The effort – which is focused on Jamaica, Barbados, the Bahamas, and Trinidad and Tobago – will not include conducting clinical research. Instead, it establishes standardized treatment protocols that incorporate best practices and perspective from hematologists in the region.

“While intensive treatment regimens can lead to high rates of survival in resource-rich countries, that same intensive regimen actually could be less successful in a resource-poor country,” Dr. Kean explained, “because often those intensive regimens have many attendant toxicities that can be managed in a resource-rich country but can be deadly in a resource-poor setting.” The challenge, she noted, comes when clinicians must balance “state-of-the-art diagnostics, prognostics, and follow-up with the realities of the site, to minimize both disease-related mortality and also regimen-related mortality or toxicity.”
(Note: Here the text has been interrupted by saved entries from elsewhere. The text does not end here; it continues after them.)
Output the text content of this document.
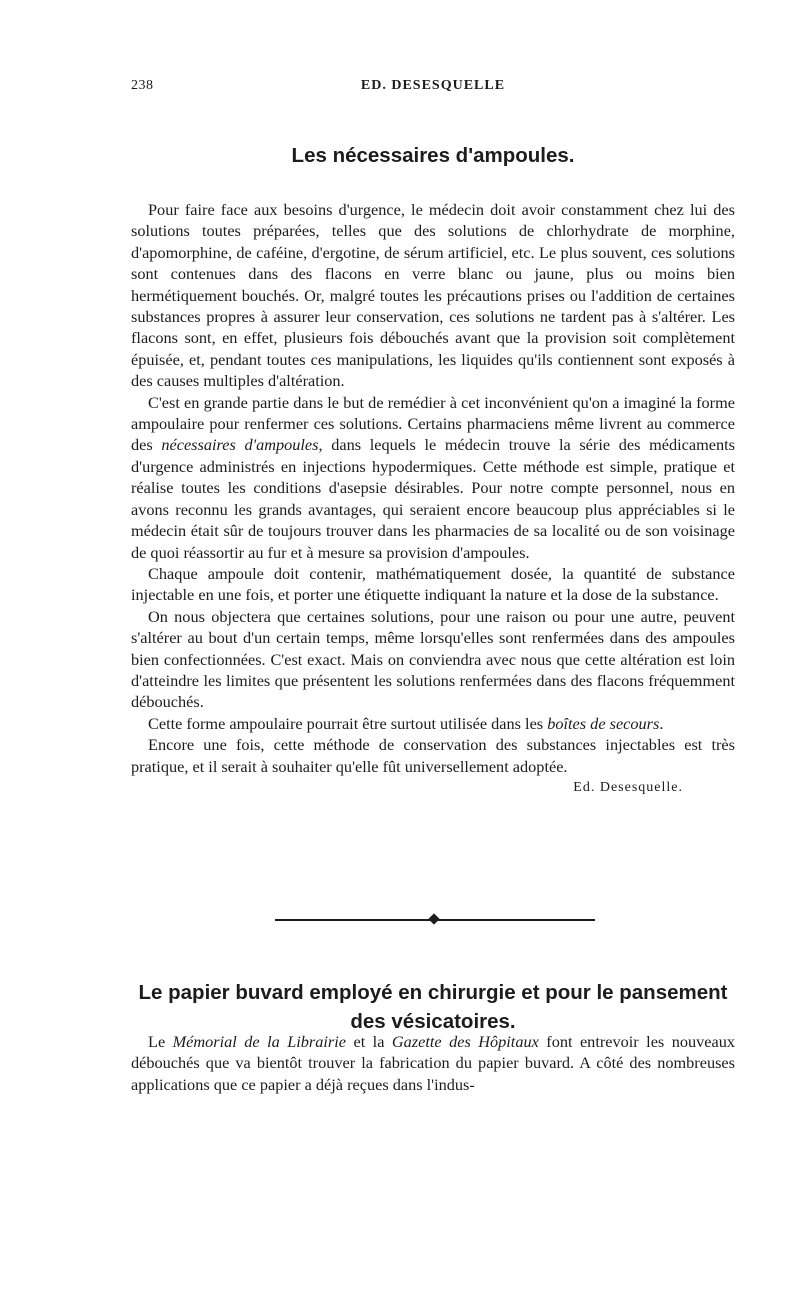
238	ED. DESESQUELLE
Les nécessaires d'ampoules.

Pour faire face aux besoins d'urgence, le médecin doit avoir constamment chez lui des solutions toutes préparées, telles que des solutions de chlorhydrate de morphine, d'apomorphine, de caféine, d'ergotine, de sérum artificiel, etc. Le plus souvent, ces solutions sont contenues dans des flacons en verre blanc ou jaune, plus ou moins bien hermétiquement bouchés. Or, malgré toutes les précautions prises ou l'addition de certaines substances propres à assurer leur conservation, ces solutions ne tardent pas à s'altérer. Les flacons sont, en effet, plusieurs fois débouchés avant que la provision soit complètement épuisée, et, pendant toutes ces manipulations, les liquides qu'ils contiennent sont exposés à des causes multiples d'altération.

C'est en grande partie dans le but de remédier à cet inconvénient qu'on a imaginé la forme ampoulaire pour renfermer ces solutions. Certains pharmaciens même livrent au commerce des nécessaires d'ampoules, dans lequels le médecin trouve la série des médicaments d'urgence administrés en injections hypodermiques. Cette méthode est simple, pratique et réalise toutes les conditions d'asepsie désirables. Pour notre compte personnel, nous en avons reconnu les grands avantages, qui seraient encore beaucoup plus appréciables si le médecin était sûr de toujours trouver dans les pharmacies de sa localité ou de son voisinage de quoi réassortir au fur et à mesure sa provision d'ampoules.

Chaque ampoule doit contenir, mathématiquement dosée, la quantité de substance injectable en une fois, et porter une étiquette indiquant la nature et la dose de la substance.

On nous objectera que certaines solutions, pour une raison ou pour une autre, peuvent s'altérer au bout d'un certain temps, même lorsqu'elles sont renfermées dans des ampoules bien confectionnées. C'est exact. Mais on conviendra avec nous que cette altération est loin d'atteindre les limites que présentent les solutions renfermées dans des flacons fréquemment débouchés.

Cette forme ampoulaire pourrait être surtout utilisée dans les boîtes de secours.

Encore une fois, cette méthode de conservation des substances injectables est très pratique, et il serait à souhaiter qu'elle fût universellement adoptée.

Ed. Desesquelle.
Le papier buvard employé en chirurgie et pour le pansement
des vésicatoires.

Le Mémorial de la Librairie et la Gazette des Hôpitaux font entrevoir les nouveaux débouchés que va bientôt trouver la fabrication du papier buvard. A côté des nombreuses applications que ce papier a déjà reçues dans l'indus-
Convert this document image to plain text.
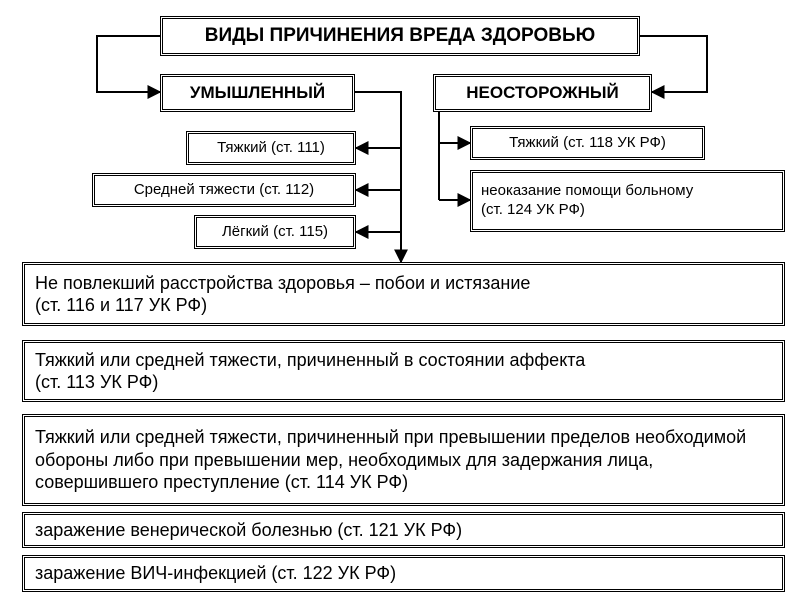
ВИДЫ ПРИЧИНЕНИЯ ВРЕДА ЗДОРОВЬЮ
УМЫШЛЕННЫЙ	НЕОСТОРОЖНЫЙ
Тяжкий (ст. 111)
Средней тяжести (ст. 112)
Лёгкий (ст. 115)
Тяжкий (ст. 118 УК РФ)
неоказание помощи больному
(ст. 124 УК РФ)
Не повлекший расстройства здоровья – побои и истязание
(ст. 116 и 117 УК РФ)
Тяжкий или средней тяжести, причиненный в состоянии аффекта
(ст. 113 УК РФ)
Тяжкий или средней тяжести, причиненный при превышении пределов необходимой обороны либо при превышении мер, необходимых для задержания лица, совершившего преступление (ст. 114 УК РФ)
заражение венерической болезнью (ст. 121 УК РФ)
заражение ВИЧ-инфекцией (ст. 122 УК РФ)
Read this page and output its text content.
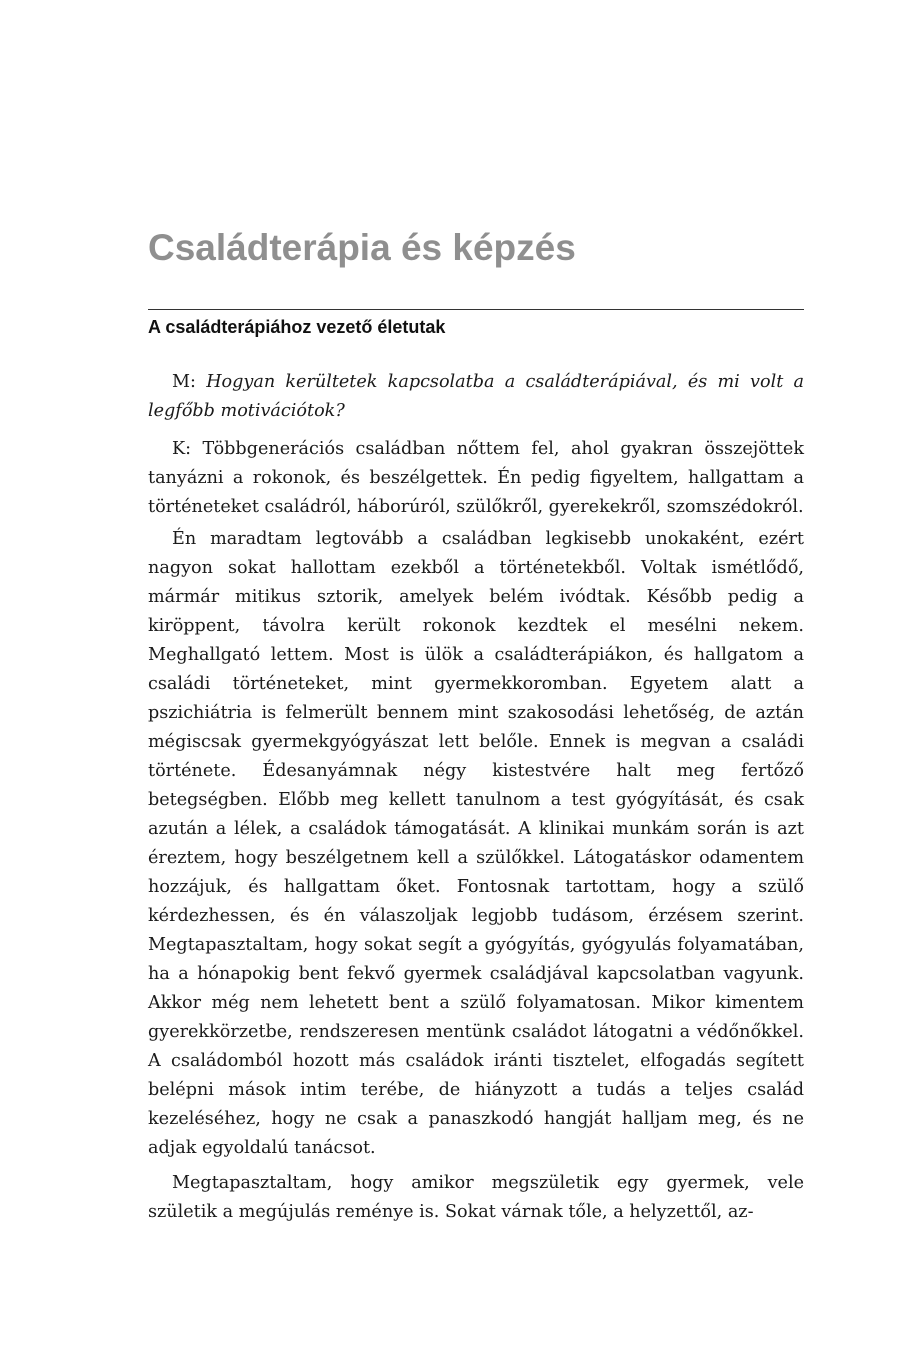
Családterápia és képzés
A családterápiához vezető életutak

M: Hogyan kerültetek kapcsolatba a családterápiával, és mi volt a legfőbb motivációtok?

K: Többgenerációs családban nőttem fel, ahol gyakran összejöttek tanyázni a rokonok, és beszélgettek. Én pedig figyeltem, hallgattam a történeteket családról, háborúról, szülőkről, gyerekekről, szomszédokról.

Én maradtam legtovább a családban legkisebb unokaként, ezért nagyon sokat hallottam ezekből a történetekből. Voltak ismétlődő, mármár mitikus sztorik, amelyek belém ivódtak. Később pedig a kiröppent, távolra került rokonok kezdtek el mesélni nekem. Meghallgató lettem. Most is ülök a családterápiákon, és hallgatom a családi történeteket, mint gyermekkoromban. Egyetem alatt a pszichiátria is felmerült bennem mint szakosodási lehetőség, de aztán mégiscsak gyermekgyógyászat lett belőle. Ennek is megvan a családi története. Édesanyámnak négy kistestvére halt meg fertőző betegségben. Előbb meg kellett tanulnom a test gyógyítását, és csak azután a lélek, a családok támogatását. A klinikai munkám során is azt éreztem, hogy beszélgetnem kell a szülőkkel. Látogatáskor odamentem hozzájuk, és hallgattam őket. Fontosnak tartottam, hogy a szülő kérdezhessen, és én válaszoljak legjobb tudásom, érzésem szerint. Megtapasztaltam, hogy sokat segít a gyógyítás, gyógyulás folyamatában, ha a hónapokig bent fekvő gyermek családjával kapcsolatban vagyunk. Akkor még nem lehetett bent a szülő folyamatosan. Mikor kimentem gyerekkörzetbe, rendszeresen mentünk családot látogatni a védőnőkkel. A családomból hozott más családok iránti tisztelet, elfogadás segített belépni mások intim terébe, de hiányzott a tudás a teljes család kezeléséhez, hogy ne csak a panaszkodó hangját halljam meg, és ne adjak egyoldalú tanácsot.

Megtapasztaltam, hogy amikor megszületik egy gyermek, vele születik a megújulás reménye is. Sokat várnak tőle, a helyzettől, az-
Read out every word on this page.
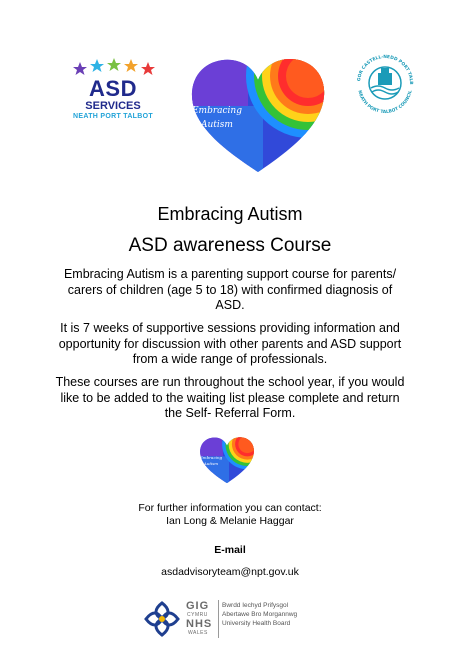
ASD
SERVICES
NEATH PORT TALBOT
Embracing
Autism
GOR CASTELL-NEDD PORT TALB
NEATH PORT TALBOT COUNCIL
Embracing Autism
ASD awareness Course
Embracing Autism is a parenting support course for parents/ carers of children (age 5 to 18) with confirmed diagnosis of ASD.
It is 7 weeks of supportive sessions providing information and opportunity for discussion with other parents and ASD support from a wide range of professionals.
These courses are run throughout the school year, if you would like to be added to the waiting list please complete and return the Self- Referral Form.
Embracing
Autism
For further information you can contact:
Ian Long & Melanie Haggar
E-mail
asdadvisoryteam@npt.gov.uk
GIG
CYMRU
NHS
WALES
Bwrdd Iechyd Prifysgol
Abertawe Bro Morgannwg
University Health Board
After more than a year of development, the group delivered the C-ICAL Protocol for pediatric patients with ALL. The regimen consists of a three or four-drug induction phase that includes daunorubicin, methotrexate, and pegaspargase, with daunorubicin being added for patients with high-risk disease features. Based on discussions with partner hospitals, the protocol was adapted to local availability of treatment agents; for example, countries without access to pegaspargase can substitute with native E. coli, implementing pegaspargase if the drug becomes available.

The next steps are to track the safety and efficacy of this protocol through a prospective, multicenter, nonrandomized study in the partnering countries. This is key to understanding whether this consortium is helping improve outcomes, Dr. Kean noted.

As work in the Caribbean continues, Dr. Blanchette hopes that, by focusing on building capacity in the region, hematologists and oncologists will be able to improve patient outcomes for years to come.

“We believe this will have a legacy beyond individuals and will be self-sustaining, … led by a cadre of health care professionals committed to getting better outcomes for children with cancer and blood disorders,” he said. —By Jill Sederstrom

References

  1. Surveillance, Epidemiology, and End Results. “Cancer Stat Facts: Childhood Leukemia (Ages 0-19).” Accessed October 28, 2019, from https://seer.cancer.gov/statfacts/html/childleuk.html.
  2. Gibson TN, Beeput S, Gaspard J, et al. Baseline characteristics and outcomes of children with cancer in the English-speaking Caribbean: a multinational retrospective cohort. Pediatr Blood Cancer. 2018:65;e27298.
  3. American Cancer Society. Key Statistics for Childhood Leukemia. Accessed October 28, 2019, from www.cancer.org/cancer/leukemia-in-children/about/key-statistics.html.
  4. SickKids. Capacity Building in the Caribbean. Accessed October 28, 2019, from www.sickkids.ca/globalchildhealth/capacity-building/Capacity%20Building%20in%20the%20Caribbean/CapBuildCaribbean.html.
  5. SickKids. SickKids-Caribbean Initiative Annual Progress Report 2018-2019. Accessed October 28, 2019, from https://issuu.com/globalchildhealth/docs/sci_annual_progress_report_2018-19.
  6. American Society of Hematology. International Consortium on Acute Leukemia. Accessed October 27, 2019, from www.hematology.org/ICAL/.
  7. Rego E, Haesook T, Ruiz-Arguelles G, et al. Improving acute promyelocytic leukemia (APL) outcome in developing countries through networking, results of the International Consortium on AP. Blood. 2013:121:1935-43.